Il existe bien sur beaucoup d’autres critères potentiels, en fait on peut en imaginer autant que l’on veut. En effet, in fine la décision de prendre en compte telle ou telle caractéristique sera prise par un algorithme d’apprentissage automatique et donc, au pire, une caractéristique inutile ne sera pas pris en compte.

Guide pour le SEO qui pense au surfeur raisonnable

Le guide des bonnes pratiques est assez simple au final. En voici quelques unes, un peu en vrac :

  1. Les liens importants doivent apparaître comme tels : ils doivent être en plein dans le contenu le plus important (vous voulez pointer vers un produit à pousser de votre catalogue, pas de sider, pas de liens connexes, mais bien une belle phrase dans un texte de description pour les humains) et si vous n’avez peur de rien, vous pouvez les insérer dans des phrases écrites dans une police plus grosse et en gras.
  2. Privilégiez de mettre les liens de structuration interne au dessus de la ligne de flottaison de votre site. Même si ces liens sont en menus/sider, ils auront un peu de valeur car mis en avant un minimum.
  3. Les footers sont presque inutiles. Pourquoi presque ? Parce que l’effet de masse continue à jouer, mais à la marge comme le montre l’exemple de la figure 1. Ceci étant, est-ce qu’un fat footer (ou de manière similaire un mega menu) vous pénalisera ? Probablement pas, tout simplement ils n’auront pas ou très peu d’utilité.
  4. Une image au milieu de votre texte ? Rendez là cliquable avec un lien bien choisi. Dans le modèle du surfeur raisonnable, ce lien aura de la valeur.
  5. Concernant l’achat de liens, il est valable seulement si les liens sont contextualisés et plein texte, sinon ils sont peu utiles.

A noter qu’en termes d’analyse de site, il est conseillé de procéder à plusieurs analyses différentes pour bien comprendre le flux de popularité à l’interne.

Une manière de faire est de regarder les PageRank internes sans se poser de questions, mais également de faire des représentations en enlevant certains liens (footer et navigation par exemple) pour voir quelles sont les pages importantes dans ce cas. Il y a fort à parier que des surprises apparaissent.

Un dernier point à garder à l’esprit : le brevet dont nous avons parlé dans cet article date de 2012, et les algorithmes d’apprentissage que nous étudions aujourd'hui sont très différents de ceux qui existaient à l’époque. On peut imaginer sans aucun souci qu'il est désormais possible de regarder le flux de visiteurs transitant par chaque lien (tâche facile quand on a le DNS, un outil d’analytics, un navigateur etc.) et de passer ensuite un outil de régression pour comprendre ce qui fait la valeur d’un lien, pour ensuite nourrir un surfeur raisonnable à très grande échelle.

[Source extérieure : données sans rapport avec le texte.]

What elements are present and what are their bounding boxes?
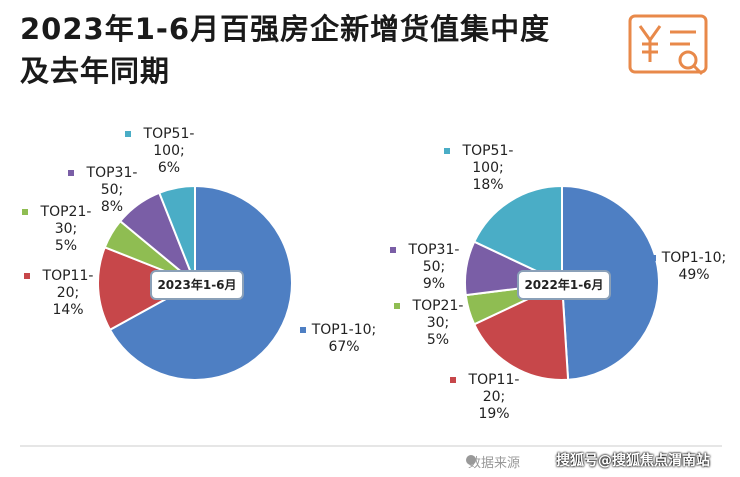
slice-label: TOP11-20; 14%	[24, 268, 104, 319]
legend-swatch	[650, 255, 656, 261]
slice-label: TOP31-50; 9%	[390, 242, 470, 293]
legend-swatch	[394, 303, 400, 309]
slice-label: TOP51-100; 6%	[125, 126, 205, 177]
legend-swatch	[444, 148, 450, 154]
title: 2023年1-6月百强房企新增货值集中度及去年同期	[20, 12, 551, 88]
pie-slice	[472, 281, 570, 381]
source: 数据来源	[468, 456, 521, 471]
value-label: 67%	[328, 339, 360, 355]
category-label: TOP11-20;	[468, 372, 520, 405]
category-label: TOP31-50;	[408, 242, 460, 275]
slice-label: TOP21-30; 5%	[394, 298, 474, 349]
slice-label: TOP1-10; 67%	[300, 322, 380, 356]
value-label: 9%	[422, 276, 446, 292]
slice-label: TOP21-30; 5%	[22, 204, 102, 255]
category-label: TOP1-10;	[661, 250, 727, 266]
category-label: TOP21-30;	[40, 204, 92, 237]
pie-slice	[157, 184, 196, 284]
bullet	[466, 455, 476, 465]
legend-swatch	[68, 170, 74, 176]
legend-swatch	[125, 131, 131, 137]
slice-label: TOP51-100; 18%	[444, 143, 524, 194]
legend-swatch	[22, 209, 28, 215]
value-label: 5%	[54, 238, 78, 254]
pie-slice	[97, 245, 198, 332]
value-label: 19%	[478, 406, 510, 422]
value-label: 6%	[157, 160, 181, 176]
legend-swatch	[24, 273, 30, 279]
value-label: 14%	[52, 302, 84, 318]
slice-label: TOP31-50; 8%	[68, 165, 148, 216]
pie-slice	[472, 184, 563, 285]
legend-swatch	[450, 377, 456, 383]
icon	[628, 14, 708, 76]
value-label: 18%	[472, 177, 504, 193]
slice-label: TOP1-10; 49%	[650, 250, 730, 284]
legend-swatch	[300, 327, 306, 333]
value-label: 5%	[426, 332, 450, 348]
category-label: TOP51-100;	[462, 143, 514, 176]
value-label: 8%	[100, 199, 124, 215]
category-label: TOP31-50;	[86, 165, 138, 198]
legend-swatch	[390, 247, 396, 253]
slice-label: TOP11-20; 19%	[450, 372, 530, 423]
category-label: TOP1-10;	[311, 322, 377, 338]
center-label: 2023年1-6月	[150, 270, 244, 300]
watermark: 搜狐号@搜狐焦点渭南站	[556, 453, 710, 469]
category-label: TOP21-30;	[412, 298, 464, 331]
category-label: TOP11-20;	[42, 268, 94, 301]
value-label: 49%	[678, 267, 710, 283]
center-label: 2022年1-6月	[517, 270, 611, 300]
category-label: TOP51-100;	[143, 126, 195, 159]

Encore une fois, Google a annoncé une prophétie auto-réalisatrice il y a longtemps : c’est de plus en plus la qualité qui fait le classement, et la bidouille manipulative marche moins bien : content is king, as they said 😉

 

Références

[1] Haveliwala, T. H. (2003). Topic-sensitive PageRank: A context-sensitive ranking algorithm for web search. Knowledge and Data Engineering, IEEE Transactions on, 15(4), 784-796.
http://ilpubs.stanford.edu:8090/750/1/2003-29.pdf
[2] Lan Nie, Brian D. Davison, and Xiaoguang Qi. 2006. Topical link analysis for web search. In Proceedings of the 29th annual international ACM SIGIR conference on Research and development in information retrieval (SIGIR '06). ACM, New York, NY, USA, 91-98. DOI=http://dx.doi.org/10.1145/1148170.1148189
[3] Ranking documents based on user behavior and/or feature data. Brevet Google.